Riders, un libro nato tra ricerca e lotta

«Il libro è nato da un percorso di attivismo e ricerca insieme – racconta Marrone ai nostri microfoni – dove i confini fra le due cose sono stati molto labili, perché è stato grazie alle lotte dei riders che tutti abbiamo scoperto il profondo sfruttamento che si nascondeva dietro le retoriche anche scintillanti delle piattaforme e dell’economia della condivisione».
Uno studio che ha portato quindi ad analizzare sia i meccanismi di questo sfruttamento, ma anche l’impatto che le piattaforme hanno avuto sulle modificazioni delle città da un lato, sia le battaglie dei riders per il proprio riconoscimento come lavoratori a tutti gli effetti.
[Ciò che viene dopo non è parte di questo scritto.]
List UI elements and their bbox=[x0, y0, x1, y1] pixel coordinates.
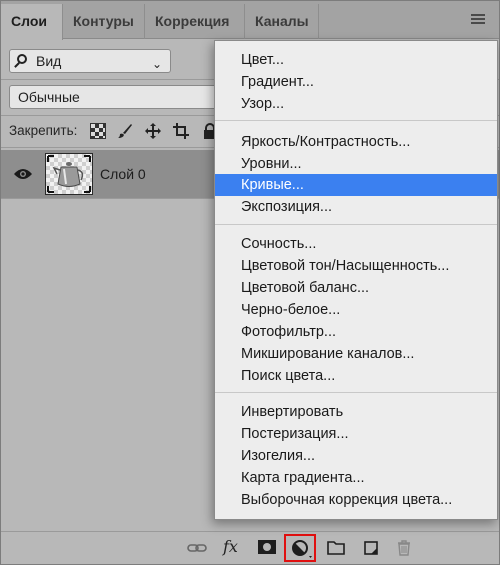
menu-item-invert[interactable]: Инвертировать bbox=[215, 401, 497, 423]
menu-separator bbox=[215, 392, 497, 393]
layer-name[interactable]: Слой 0 bbox=[100, 166, 146, 182]
menu-item-threshold[interactable]: Изогелия... bbox=[215, 445, 497, 467]
layer-filter-label: Вид bbox=[36, 53, 62, 69]
teapot-image-icon bbox=[47, 155, 91, 193]
blend-mode-select[interactable]: Обычные bbox=[9, 85, 239, 109]
tab-channels[interactable]: Каналы bbox=[245, 4, 319, 39]
layer-thumbnail[interactable] bbox=[45, 153, 93, 195]
adjustment-circle-icon bbox=[292, 540, 312, 558]
menu-item-channel-mixer[interactable]: Микширование каналов... bbox=[215, 343, 497, 365]
lock-artboard-icon[interactable] bbox=[173, 123, 189, 139]
link-layers-icon[interactable] bbox=[187, 540, 207, 556]
tab-paths[interactable]: Контуры bbox=[63, 4, 145, 39]
new-group-folder-icon[interactable] bbox=[327, 540, 345, 556]
lock-label: Закрепить: bbox=[9, 123, 78, 138]
menu-item-curves[interactable]: Кривые... bbox=[215, 174, 497, 196]
menu-item-brightness-contrast[interactable]: Яркость/Контрастность... bbox=[215, 131, 497, 153]
new-adjustment-layer-menu: Цвет... Градиент... Узор... Яркость/Конт… bbox=[214, 40, 498, 520]
chevron-down-icon: ⌄ bbox=[151, 57, 162, 71]
menu-separator bbox=[215, 120, 497, 121]
new-layer-icon[interactable] bbox=[363, 540, 379, 556]
lock-pixels-brush-icon[interactable] bbox=[117, 123, 133, 139]
menu-item-color-lookup[interactable]: Поиск цвета... bbox=[215, 365, 497, 387]
add-mask-icon[interactable] bbox=[258, 540, 276, 556]
lock-transparency-icon[interactable] bbox=[90, 123, 106, 139]
fx-icon[interactable]: fx bbox=[223, 537, 238, 556]
visibility-eye-icon[interactable] bbox=[14, 167, 32, 179]
menu-item-vibrance[interactable]: Сочность... bbox=[215, 233, 497, 255]
tab-layers[interactable]: Слои bbox=[1, 4, 63, 40]
menu-item-color-balance[interactable]: Цветовой баланс... bbox=[215, 277, 497, 299]
menu-item-levels[interactable]: Уровни... bbox=[215, 153, 497, 175]
search-icon bbox=[17, 54, 27, 64]
tab-adjustments[interactable]: Коррекция bbox=[145, 4, 245, 39]
menu-item-gradient[interactable]: Градиент... bbox=[215, 71, 497, 93]
blend-mode-label: Обычные bbox=[18, 89, 80, 105]
trash-delete-icon[interactable] bbox=[397, 540, 411, 556]
menu-item-black-white[interactable]: Черно-белое... bbox=[215, 299, 497, 321]
menu-item-selective-color[interactable]: Выборочная коррекция цвета... bbox=[215, 489, 497, 511]
menu-item-gradient-map[interactable]: Карта градиента... bbox=[215, 467, 497, 489]
layers-bottom-toolbar: fx bbox=[1, 531, 499, 564]
menu-item-posterize[interactable]: Постеризация... bbox=[215, 423, 497, 445]
menu-item-photo-filter[interactable]: Фотофильтр... bbox=[215, 321, 497, 343]
menu-separator bbox=[215, 224, 497, 225]
tab-bar: Слои Контуры Коррекция Каналы bbox=[1, 1, 499, 40]
new-adjustment-layer-button[interactable] bbox=[284, 534, 316, 562]
menu-item-hue-saturation[interactable]: Цветовой тон/Насыщенность... bbox=[215, 255, 497, 277]
menu-item-exposure[interactable]: Экспозиция... bbox=[215, 196, 497, 218]
layer-filter-select[interactable]: Вид ⌄ bbox=[9, 49, 171, 73]
menu-item-solid-color[interactable]: Цвет... bbox=[215, 49, 497, 71]
lock-position-move-icon[interactable] bbox=[145, 123, 161, 139]
menu-item-pattern[interactable]: Узор... bbox=[215, 93, 497, 115]
panel-menu-icon[interactable] bbox=[471, 14, 485, 24]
Dalla propaganda iniziale delle piattaforme, secondo cui il delivery era un hobby per fare attività fisica e guadagnare qualche spiccio, proprio grazie alle lotte dei riders negli anni è emerso che in realtà, la cosiddetta Gig economy era una forma diversa, «pervasiva e occulta» sottolinea l’autore, di sfruttamento, favorita da decenni di politiche liberiste che hanno spinto le persone verso i lavoretti.
Di qui, la riproposizione in chiave moderna del cottimo, assieme a forme nuove di sfruttamento fatte di algoritmi, geolocalizzazione, ranking sulle prestazioni lavorative ed altri strumenti tecnologici che hanno spiazzato anche la regolamentazione del mercato del lavoro.

Per contro, i riders in questi anni hanno operato una forma di resistenza alle piattaforme che li ha portati anche ad ottenere importanti risultati, come l’inchiesta e la pronuncia del Tribunale di Milano o il contratto di Just Eat. Risultati ottenuti in relativamente poco tempo e che hanno sorpreso sia i media che altre categorie di lavoratori sfruttati.
«I riders appartengono alla sfera dei lavoratori inorganizzabili – sottolinea Marrone – Non dimentichiamoci che nel mondo sono due terzi i lavoratori che sono privi di diritti sindacali. E i riders con le union non hanno dato vita a nuove forme di sindacato».

Secondo l’autore sono due i fattori che, partendo dall’osservazione di quello che accadeva in giro per il mondo, hanno portato i riders a rendere incisive le loro battaglie. Da un lato, infatti, hanno saputo coltivare i rapporti all’interno del territorio in cui operavano, le città. In altre parole, hanno capito che era la città il terreno delle coalizioni da costruire.
Dall’altro, l’asimmetria di potere tra lavoratori e piattaforme ha fatto capire ben presto che la semplice contrapposizione non avrebbe condotto a risultati significativi. Di qui l’alleanza che i riders hanno saputo costruire con l’opinione pubblica.